Oleh: Palupi Panca Astuti
JAKARTA, KOMPAS - Pemilihan kepala daerah yang akan dilakukan secara serentak 9 Desember nanti akan menguji kemampuan daerah untuk menyerap esensi demokrasi. Sejauh ini, dengan berbagai kekurangannya, pilkada dinilai telah memberi harapan tumbuhnya iklim demokrasi yang sejuk di daerah.
Dalam waktu tiga bulan ke depan, 250-an pemerintahan daerah se-Indonesia akan menggelar pemilihan kepala daerah (pilkada) langsung secara serentak.
Aspek keserentakan dalam hajatan demokrasi ini, akan memberi citra positif bahwa rakyat di negeri ini mampu menjalankan prosedur demokrasi tanpa masalah berarti.
Berkaca dari pilkada sebelumnya, salah satu impian yang mulai terwujud adalah munculnya beberapa kepala daerah yang mengubah cara kerja birokrasi yang lamban, memperbaiki fasilitas umum yang terbengkalai, dan menata kehidupan publik yang nyaman. Aspek-aspek itu merupakan bagian dari pelayanan publik yang bersentuhan langsung dengan kehidupan rakyat.
Enam dari 10 responden (63,4 persen) menyatakan puas terhadap kinerja pemerintah daerah dalam layanan publik (pendidikan, kesehatan, perizinan). Responden yang berada di kota di Pulau Jawa dan luar Jawa sama-sama memberi penilaian positif terkait hal tersebut. Peringkat proporsi responden yang menyatakan puas terhadap pelayanan publik pemda (dari yang tertinggi) adalah Surabaya, Palembang, Denpasar, Banjarmasin, Yogyakarta, Semarang, dan DKI Jakarta. Proporsi kepuasan mencapai 78 persen hingga 62 persen.
Berbeda dengan capaian layanan publik yang dinilai membaik, aspek pembangunan ekonomi dinilai masih kurang memuaskan meski dengan jawaban bervariasi.
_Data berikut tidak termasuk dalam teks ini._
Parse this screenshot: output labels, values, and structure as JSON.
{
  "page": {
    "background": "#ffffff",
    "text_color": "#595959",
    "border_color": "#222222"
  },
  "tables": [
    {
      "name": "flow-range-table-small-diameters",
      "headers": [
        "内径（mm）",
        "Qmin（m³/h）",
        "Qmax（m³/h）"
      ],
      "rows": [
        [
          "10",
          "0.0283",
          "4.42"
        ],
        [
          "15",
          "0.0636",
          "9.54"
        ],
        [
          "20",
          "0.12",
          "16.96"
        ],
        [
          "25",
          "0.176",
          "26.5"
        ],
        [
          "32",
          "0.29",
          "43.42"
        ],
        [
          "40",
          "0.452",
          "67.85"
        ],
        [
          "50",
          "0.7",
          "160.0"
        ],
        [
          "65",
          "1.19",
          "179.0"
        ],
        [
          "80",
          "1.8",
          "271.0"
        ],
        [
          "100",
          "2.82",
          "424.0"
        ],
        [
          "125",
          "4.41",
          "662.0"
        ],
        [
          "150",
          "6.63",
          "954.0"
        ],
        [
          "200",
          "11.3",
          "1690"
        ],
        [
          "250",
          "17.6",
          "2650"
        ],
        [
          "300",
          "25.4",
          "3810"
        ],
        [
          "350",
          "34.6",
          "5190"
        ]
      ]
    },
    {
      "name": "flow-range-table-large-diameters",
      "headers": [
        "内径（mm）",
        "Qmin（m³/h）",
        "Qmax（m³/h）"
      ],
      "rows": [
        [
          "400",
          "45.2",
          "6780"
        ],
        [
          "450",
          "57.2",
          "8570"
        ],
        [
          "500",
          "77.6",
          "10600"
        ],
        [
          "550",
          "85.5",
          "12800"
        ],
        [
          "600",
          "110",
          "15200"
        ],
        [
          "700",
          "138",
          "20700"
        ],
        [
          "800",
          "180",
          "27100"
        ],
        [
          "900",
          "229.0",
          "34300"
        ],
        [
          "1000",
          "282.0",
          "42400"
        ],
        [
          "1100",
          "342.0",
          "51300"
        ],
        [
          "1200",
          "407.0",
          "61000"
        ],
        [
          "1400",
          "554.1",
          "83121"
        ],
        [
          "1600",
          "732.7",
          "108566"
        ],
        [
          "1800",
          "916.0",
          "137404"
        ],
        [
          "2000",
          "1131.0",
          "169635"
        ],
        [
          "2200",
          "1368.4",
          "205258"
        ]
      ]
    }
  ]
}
Responden di Yogyakarta, Surabaya, Makassar, dan Pontianak tampak cukup optimistis dengan pertumbuhan perekonomian daerah.
Adapun soal pemberantasan kemiskinan dan penegakan hukum dinilai belum memuaskan mayoritas publik di semua kota.
Demokratis
Sebagai sebuah kekuatan perubahan sosial, daya tarik pilkada juga tampak dari pandangan umum bahwa pilkada, terlepas dari berbagai kekurangan, sudah dilaksanakan dengan demokratis. Demokratis di sini diartikan bahwa proses pemilihan dilakukan secara bersih, adil, dan jujur. Ini setidaknya diungkapkan oleh 61,4 persen responden ketika diminta menilai pelaksanaan pilkada di daerah masing-masing, sedangkan 29,2 persen menyatakan sebaliknya.
Isu politik uang yang kerap muncul dalam setiap pilkada juga diakui tetap ada, tetapi tak dominan. Sekitar seperlima bagian publik mengatakan tahu adanya pembagian uang, bahan pokok, dan hadiah sebagai imbalan pemberian suara kepada pasangan tertentu. Proporsi publik yang menjawab demikian merata di 12 kota domisili responden meski proporsi daerah di luar Jawa sedikit lebih tinggi ketimbang di kota-kota di Jawa.